In 2015 alone, Lake County investigated 80 drug overdose deaths, up from 68 in 2014 and 65 and in 2013.
Frey said the exact cause behind the spike won’t be known until pending toxicology reports come back.
Oftentimes, loved ones’ families report heroin or other drug use in the days leading up to the person’s death, or investigators find evidence at the scene pointing to a suspected overdose, she said.
In some cases, families report loved ones who were trying to stay clean but accidentally overdosed after relapsing — their bodies unable to handle such a shock to the system, she said.
So far this year, nine people in Lake County already have lost their lives to fentanyl, heroin’s more lethal, synthetic cousin that’s at least 50 times stronger, she said. The other culprit is prescription pills, Frey said.
She urged people facing drug addiction to seek help at local mental health facilities or treatment centers.
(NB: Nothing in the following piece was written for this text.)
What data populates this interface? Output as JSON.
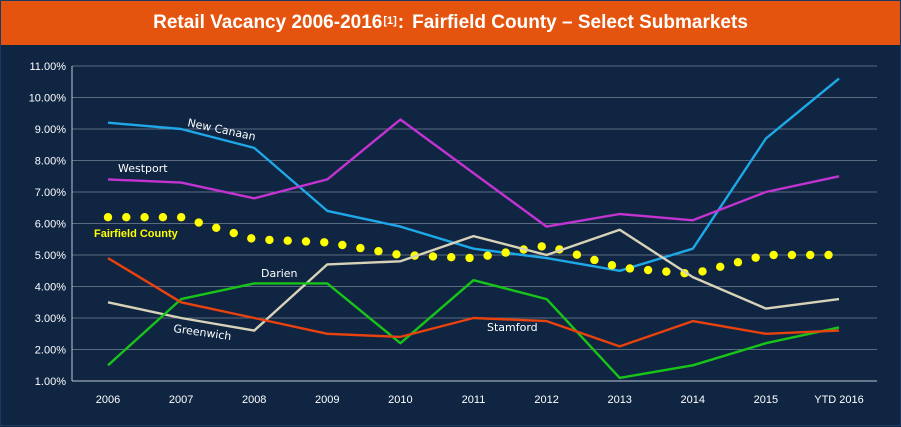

She said those who suffer from opiate addiction should seek out medication used to curb withdrawal symptoms or deter use which are available at clinics.
All patrol officers at the Lake County Sheriff’s Department carry naloxone — known to reverse the effects of an opiate overdose. Nearly all other officers at the department carry the antidote.
“When that initial call comes in, they may or may not have EMS there at that time, so it’s important that police throughout the county are able to respond,” Frey said.
Mark Back, spokesman for the sheriff’s department, said it has responded to 53 overdose calls so far this year.
A 19-year-old man was found unconscious Sunday due to a heroin overdose in a bathroom by his mother in St. John Township, Back said. The man woke up after EMS officials administered naloxone and he was transported to the hospital, Back said.
As recent as Tuesday night, Hammond fire officials aided in saving an overdosing 48-year-old woman’s life, according to officials.
Firefighters arrived on the scene in the 7900 Block of New Jersey Avenue and gave her the nasal spray form of naloxone prior to a medic’s arrival, Hammond Deputy Fire Chief Kevin Margraf said.
Once paramedics arrived, they injected the woman with naxolone intravenously. The woman eventually came to and thanked everyone in the ambulance, he said.
“I keep Narcan in my glove box just in case because you never know,” Margraf said.